To explore the cis-acting elements probably implicated in the expression regulation of SlAAEs, 2.0 kb sequences upstream of the start codon of SlAAEs were analyzed using the PlantCARE database (Lescot et al., 2002). The results showed that most of the predicted cis-acting elements were associated with phytohormone responses. In addition, there were MYB-binding site, light-responsive element, 60K protein site, ATBP-1 binding site, and endosperm-specific negative expression. However, we did not find Al-responsive element predicted from the PlantCARE (Figure 8). Sensitive to proton rhizotoxicity 1 (STOP1) is a C2H2-type zinc finger transcription factor that regulates expression of many downstream genes involved in Al tolerance by binding to STOP1 cis-acting elements GGN(T/g/a/C)V(C/A/g)S(C/G) present in their promoters (Tsutsui et al., 2011; Liu et al., 2016). Therefore, we analyzed the 2 kb length promoter sequence of SlAAE3-1 and identified 28 cis-acting elements that have potentials to interact with STOP1 (Table 1), suggesting that the STOP1 regulatory module may also be present in tomato.

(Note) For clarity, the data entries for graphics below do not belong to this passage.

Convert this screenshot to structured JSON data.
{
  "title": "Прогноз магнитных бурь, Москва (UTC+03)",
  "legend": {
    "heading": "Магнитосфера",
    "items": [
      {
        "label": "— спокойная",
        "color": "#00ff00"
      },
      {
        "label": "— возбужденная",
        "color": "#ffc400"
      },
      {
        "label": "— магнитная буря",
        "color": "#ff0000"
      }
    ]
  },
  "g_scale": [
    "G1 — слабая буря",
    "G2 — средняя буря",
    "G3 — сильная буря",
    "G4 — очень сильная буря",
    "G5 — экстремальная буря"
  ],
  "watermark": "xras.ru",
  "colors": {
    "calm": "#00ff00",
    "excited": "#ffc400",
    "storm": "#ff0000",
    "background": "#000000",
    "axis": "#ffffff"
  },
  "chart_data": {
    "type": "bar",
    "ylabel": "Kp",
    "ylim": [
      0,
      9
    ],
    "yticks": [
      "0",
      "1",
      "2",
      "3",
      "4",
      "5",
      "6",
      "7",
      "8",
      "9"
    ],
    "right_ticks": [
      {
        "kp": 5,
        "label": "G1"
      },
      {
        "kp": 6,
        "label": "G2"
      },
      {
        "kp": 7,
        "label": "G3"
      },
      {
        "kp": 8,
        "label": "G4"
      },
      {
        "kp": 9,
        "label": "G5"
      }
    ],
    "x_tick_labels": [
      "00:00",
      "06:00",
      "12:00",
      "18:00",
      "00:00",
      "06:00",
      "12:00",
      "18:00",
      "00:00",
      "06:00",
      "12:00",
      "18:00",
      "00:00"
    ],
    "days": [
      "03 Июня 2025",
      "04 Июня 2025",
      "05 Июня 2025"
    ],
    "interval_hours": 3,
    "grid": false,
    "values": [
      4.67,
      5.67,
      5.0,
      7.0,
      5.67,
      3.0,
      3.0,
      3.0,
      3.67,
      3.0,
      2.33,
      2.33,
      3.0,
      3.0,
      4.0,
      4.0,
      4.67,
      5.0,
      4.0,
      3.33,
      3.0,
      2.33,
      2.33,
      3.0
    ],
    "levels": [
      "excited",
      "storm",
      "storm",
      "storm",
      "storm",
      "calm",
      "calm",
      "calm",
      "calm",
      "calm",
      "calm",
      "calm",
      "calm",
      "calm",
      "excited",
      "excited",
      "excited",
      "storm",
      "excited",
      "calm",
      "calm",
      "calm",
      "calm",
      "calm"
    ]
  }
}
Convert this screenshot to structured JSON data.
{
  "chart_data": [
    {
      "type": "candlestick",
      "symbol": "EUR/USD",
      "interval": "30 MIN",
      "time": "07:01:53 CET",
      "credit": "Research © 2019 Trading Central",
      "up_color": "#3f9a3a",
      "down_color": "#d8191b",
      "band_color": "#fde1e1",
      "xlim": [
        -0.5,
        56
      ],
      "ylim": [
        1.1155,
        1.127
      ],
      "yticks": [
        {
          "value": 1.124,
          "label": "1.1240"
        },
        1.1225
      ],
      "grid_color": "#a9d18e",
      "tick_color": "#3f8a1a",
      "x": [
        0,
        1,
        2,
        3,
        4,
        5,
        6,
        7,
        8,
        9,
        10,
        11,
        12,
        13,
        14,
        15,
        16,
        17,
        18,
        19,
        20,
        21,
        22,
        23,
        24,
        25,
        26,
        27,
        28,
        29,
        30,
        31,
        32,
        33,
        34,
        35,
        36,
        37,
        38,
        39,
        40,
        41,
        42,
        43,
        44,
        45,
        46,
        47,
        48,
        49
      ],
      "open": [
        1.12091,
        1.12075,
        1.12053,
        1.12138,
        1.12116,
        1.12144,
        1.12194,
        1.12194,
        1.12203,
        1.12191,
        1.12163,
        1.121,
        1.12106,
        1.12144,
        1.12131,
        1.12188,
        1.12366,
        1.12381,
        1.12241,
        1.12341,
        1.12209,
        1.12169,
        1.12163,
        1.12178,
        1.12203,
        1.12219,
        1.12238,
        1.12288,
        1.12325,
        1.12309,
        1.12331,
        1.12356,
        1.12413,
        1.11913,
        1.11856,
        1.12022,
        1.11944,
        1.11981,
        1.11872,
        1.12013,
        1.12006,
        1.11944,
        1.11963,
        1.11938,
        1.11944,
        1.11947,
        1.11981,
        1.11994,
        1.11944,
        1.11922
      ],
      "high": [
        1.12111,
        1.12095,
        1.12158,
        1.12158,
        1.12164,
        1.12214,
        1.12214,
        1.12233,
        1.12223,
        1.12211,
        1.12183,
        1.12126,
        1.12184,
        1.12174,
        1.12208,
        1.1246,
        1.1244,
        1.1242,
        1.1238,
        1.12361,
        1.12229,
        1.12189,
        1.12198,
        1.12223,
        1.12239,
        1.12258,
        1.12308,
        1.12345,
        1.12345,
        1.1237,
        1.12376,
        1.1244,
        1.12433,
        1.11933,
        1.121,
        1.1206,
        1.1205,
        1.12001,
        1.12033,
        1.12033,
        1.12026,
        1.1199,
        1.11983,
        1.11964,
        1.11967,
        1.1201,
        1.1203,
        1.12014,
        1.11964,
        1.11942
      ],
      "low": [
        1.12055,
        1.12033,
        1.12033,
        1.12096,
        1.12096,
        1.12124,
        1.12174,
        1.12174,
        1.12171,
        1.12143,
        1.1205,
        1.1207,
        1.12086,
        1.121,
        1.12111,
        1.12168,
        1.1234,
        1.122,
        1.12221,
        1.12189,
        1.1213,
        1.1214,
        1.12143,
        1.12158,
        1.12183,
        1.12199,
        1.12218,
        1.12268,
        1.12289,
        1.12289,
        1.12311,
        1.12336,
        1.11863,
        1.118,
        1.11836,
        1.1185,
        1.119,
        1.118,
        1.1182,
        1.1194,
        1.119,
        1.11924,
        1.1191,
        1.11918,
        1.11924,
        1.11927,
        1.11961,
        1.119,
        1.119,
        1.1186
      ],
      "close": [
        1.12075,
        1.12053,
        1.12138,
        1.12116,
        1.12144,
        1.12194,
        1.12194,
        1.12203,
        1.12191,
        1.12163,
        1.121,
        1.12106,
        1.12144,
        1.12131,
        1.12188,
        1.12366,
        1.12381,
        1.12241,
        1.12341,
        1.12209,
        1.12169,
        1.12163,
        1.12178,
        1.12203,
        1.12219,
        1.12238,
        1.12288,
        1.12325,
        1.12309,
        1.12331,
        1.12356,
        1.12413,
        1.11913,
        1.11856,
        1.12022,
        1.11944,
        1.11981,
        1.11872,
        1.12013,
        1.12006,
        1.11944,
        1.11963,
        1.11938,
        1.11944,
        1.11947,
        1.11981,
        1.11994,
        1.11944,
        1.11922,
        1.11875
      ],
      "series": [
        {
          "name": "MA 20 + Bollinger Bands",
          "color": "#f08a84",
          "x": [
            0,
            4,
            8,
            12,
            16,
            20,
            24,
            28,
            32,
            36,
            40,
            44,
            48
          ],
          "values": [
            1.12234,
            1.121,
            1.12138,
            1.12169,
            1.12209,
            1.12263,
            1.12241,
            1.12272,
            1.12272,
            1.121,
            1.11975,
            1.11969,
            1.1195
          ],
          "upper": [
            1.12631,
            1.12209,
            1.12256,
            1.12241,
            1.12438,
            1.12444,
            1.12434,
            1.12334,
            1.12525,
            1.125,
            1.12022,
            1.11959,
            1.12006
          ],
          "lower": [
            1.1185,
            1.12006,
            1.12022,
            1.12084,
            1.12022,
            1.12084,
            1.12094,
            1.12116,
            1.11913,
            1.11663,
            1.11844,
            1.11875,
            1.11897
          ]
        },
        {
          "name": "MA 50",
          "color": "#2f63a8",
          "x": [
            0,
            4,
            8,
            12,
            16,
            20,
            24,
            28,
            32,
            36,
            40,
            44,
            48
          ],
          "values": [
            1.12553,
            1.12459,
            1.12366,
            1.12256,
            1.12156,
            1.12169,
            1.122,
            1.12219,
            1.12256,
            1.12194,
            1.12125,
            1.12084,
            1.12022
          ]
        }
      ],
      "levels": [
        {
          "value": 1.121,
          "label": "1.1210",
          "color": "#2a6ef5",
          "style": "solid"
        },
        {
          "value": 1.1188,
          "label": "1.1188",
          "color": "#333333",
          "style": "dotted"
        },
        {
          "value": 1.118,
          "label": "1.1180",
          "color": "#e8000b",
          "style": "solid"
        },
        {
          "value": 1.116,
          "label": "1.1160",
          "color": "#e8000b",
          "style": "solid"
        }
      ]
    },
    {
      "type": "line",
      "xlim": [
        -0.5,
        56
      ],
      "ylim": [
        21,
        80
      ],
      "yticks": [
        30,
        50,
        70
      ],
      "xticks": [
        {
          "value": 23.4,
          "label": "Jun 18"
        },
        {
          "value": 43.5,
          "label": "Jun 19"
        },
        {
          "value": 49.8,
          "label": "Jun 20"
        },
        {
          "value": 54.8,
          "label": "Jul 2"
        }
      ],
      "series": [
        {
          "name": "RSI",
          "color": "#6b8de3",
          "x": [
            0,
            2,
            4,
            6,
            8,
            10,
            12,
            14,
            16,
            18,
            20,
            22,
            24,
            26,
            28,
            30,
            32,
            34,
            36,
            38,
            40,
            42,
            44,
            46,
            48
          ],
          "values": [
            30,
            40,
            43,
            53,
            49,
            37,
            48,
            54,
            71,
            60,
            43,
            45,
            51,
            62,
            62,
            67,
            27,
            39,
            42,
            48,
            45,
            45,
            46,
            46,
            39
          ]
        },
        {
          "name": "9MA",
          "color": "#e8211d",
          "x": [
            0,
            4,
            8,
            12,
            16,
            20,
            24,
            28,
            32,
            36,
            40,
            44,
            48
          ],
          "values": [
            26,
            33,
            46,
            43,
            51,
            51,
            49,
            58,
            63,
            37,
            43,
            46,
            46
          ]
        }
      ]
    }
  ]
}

To confirm that the identified differentially expressed SlAAE genes are exactly involved in tolerance to stresses, we developed transgenic tobacco lines overexpressing SlAAE3-1 that is most significantly induced by Al in the tomato root apex. Three independent SlAAE3-1 overexpressing tobacco lines (i.e., OE1, OE2, and OE3) were selected for examining their tolerance to Al stress. Under normal condition, the wild-type (WT) and transgenic lines showed no difference in root elongation. However, in the presence of 5 μM of Al, the elongation of the primary root of transgenic lines was significantly greater than WT lines (Figures 9A,B). In addition, the PI staining was used to check cell damage. In the absence of Al, PI was hardly stained both in the WT roots and transgenic lines (Figure 9C). However, Al stress resulted in the red fluorescence signals to be more severely accumulated in the WT root apex than in the transgenic lines (Figure 9C), suggesting that transgenic tobacco lines were more tolerant to Al stress than WT plants. Therefore, SlAAE3-1 plays roles in the tolerance to Al stress, consisting with its transcriptional regulation by Al.